What is Cryptocurrency?
Basically, the word cryptocurrency is made up of two different concepts. The first one is crypto, as cryptographic algorithms are used to make the Cryptocurrency networks safe. These allow that when an action is taken the computers can not reverse it, and you can not know where it comes from and who has made it. The second part of the concept is the definition of what a currency is. The currencies have to fulfill three major and basic functions, that allow to store value, make exchanges and transactions, and referencing objects. Reference means that you can use a reference value, as when you say the price of your phone so that the rest of us can get an idea of its value. According to these standards, we can not say that cryptocurrencies are real coins because they do not fulfill these three properties. The one that is fulfilled the most is the storage of value as if it were a virtual gold. But as a means of exchange they are not accepted in too many places, and due to constant changes in value and high volatility, they are not serve as a reference. Hence, the cryptocurrencies will not be real coins until these three properties are met.
How does a transaction work in blockchain?
The process is relatively simple, but as we say it involves more people. Now to explain this we will show you a clear and short example, suppose Tushar want to withdraw a bitcoin from his own account simply to give it to Amar, here comes the twist, as the transaction that Tushar wants to initiate in that nobody will know that who is Tushar and who is Amar, so, it is quite odd but it is common in this section.

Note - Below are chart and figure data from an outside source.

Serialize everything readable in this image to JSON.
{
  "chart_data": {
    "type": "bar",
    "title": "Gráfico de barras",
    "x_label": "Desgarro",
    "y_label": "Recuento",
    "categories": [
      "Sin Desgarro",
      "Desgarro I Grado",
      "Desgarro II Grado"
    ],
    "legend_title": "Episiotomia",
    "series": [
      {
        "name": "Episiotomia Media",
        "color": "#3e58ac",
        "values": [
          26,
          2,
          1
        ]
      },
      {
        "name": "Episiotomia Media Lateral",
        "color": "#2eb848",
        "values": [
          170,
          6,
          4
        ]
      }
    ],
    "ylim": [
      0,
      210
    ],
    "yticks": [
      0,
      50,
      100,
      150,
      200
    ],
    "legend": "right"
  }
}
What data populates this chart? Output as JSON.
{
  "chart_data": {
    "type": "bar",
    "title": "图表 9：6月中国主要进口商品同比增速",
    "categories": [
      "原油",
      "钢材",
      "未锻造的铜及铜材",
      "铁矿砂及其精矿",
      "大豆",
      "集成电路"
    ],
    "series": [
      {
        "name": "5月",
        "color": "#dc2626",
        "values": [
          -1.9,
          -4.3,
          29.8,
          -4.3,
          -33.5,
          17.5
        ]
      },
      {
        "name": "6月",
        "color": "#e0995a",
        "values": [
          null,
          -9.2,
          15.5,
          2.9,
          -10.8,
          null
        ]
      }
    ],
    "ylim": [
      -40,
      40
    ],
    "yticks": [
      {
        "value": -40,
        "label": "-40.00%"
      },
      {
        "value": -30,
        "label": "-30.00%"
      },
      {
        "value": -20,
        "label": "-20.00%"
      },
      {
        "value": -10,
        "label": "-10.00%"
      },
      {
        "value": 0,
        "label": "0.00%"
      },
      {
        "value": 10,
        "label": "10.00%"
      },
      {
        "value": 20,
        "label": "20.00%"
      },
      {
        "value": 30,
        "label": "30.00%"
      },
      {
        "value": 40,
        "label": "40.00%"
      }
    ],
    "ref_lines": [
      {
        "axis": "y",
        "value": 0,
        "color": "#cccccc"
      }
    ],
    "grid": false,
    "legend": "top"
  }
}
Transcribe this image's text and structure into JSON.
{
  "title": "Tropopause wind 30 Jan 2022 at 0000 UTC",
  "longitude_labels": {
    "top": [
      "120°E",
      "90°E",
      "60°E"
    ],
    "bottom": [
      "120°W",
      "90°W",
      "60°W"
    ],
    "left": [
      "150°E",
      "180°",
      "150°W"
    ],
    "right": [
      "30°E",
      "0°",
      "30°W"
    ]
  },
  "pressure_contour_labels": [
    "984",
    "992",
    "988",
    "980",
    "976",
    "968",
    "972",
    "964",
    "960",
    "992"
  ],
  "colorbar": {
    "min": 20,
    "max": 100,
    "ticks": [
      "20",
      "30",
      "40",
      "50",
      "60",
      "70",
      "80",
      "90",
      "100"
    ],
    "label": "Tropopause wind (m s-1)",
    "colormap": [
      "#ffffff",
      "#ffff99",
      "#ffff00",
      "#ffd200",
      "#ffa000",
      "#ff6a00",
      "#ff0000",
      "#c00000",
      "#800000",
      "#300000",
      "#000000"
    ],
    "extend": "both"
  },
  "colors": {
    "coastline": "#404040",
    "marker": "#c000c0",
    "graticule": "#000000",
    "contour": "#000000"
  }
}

As in the whole transaction process, only the bank account in which Tushar wants to transfer that amount to another will be known, that’s it, as we told it is fully encrypted. Moreover, when a block no longer supports any transactions, there comes an important moment, yes, we are talking about the “validate” or “seal” it option, which is activated by the users themselves while doing bitcoin mining.
What is an ICO?
An ICO is a form of financing a business project that instead of offering shares simply offers virtual tokens. These new cryptocurrencies have some hypothetical value due to their scarcity and demand and are directly associated with the business project that creates them, as is the case with well-known examples of the Brave browser. This method to finance and obtain liquidity began to be used in 2014, but it has not been until the last year when startups have exploded and have started to invest big in tokens generated by the companies. With this, companies that issue tokens are able to finance themselves without resorting to venture capital, so they do not have to sell part of the company or deal with those who control risk capital. Also Read: How PR for Crypto Helps Cryptocurrency Trends As a return of capital right now, tokens are an unbeatable product as compare to others. As when you invest in a startup you can not get out of it, which means that your shares are sold down. But, if we talk about the tokens then let me clarify that they can be resold at any time to have liquidity, which makes them more attractive assets than others. Basically, the cryptocurrencies, blockchains, and tokens are disruptive technologies that will simply change the industries in the coming years in many ways. So, what do you think about this? Simply share all your views and thoughts in the comment section below.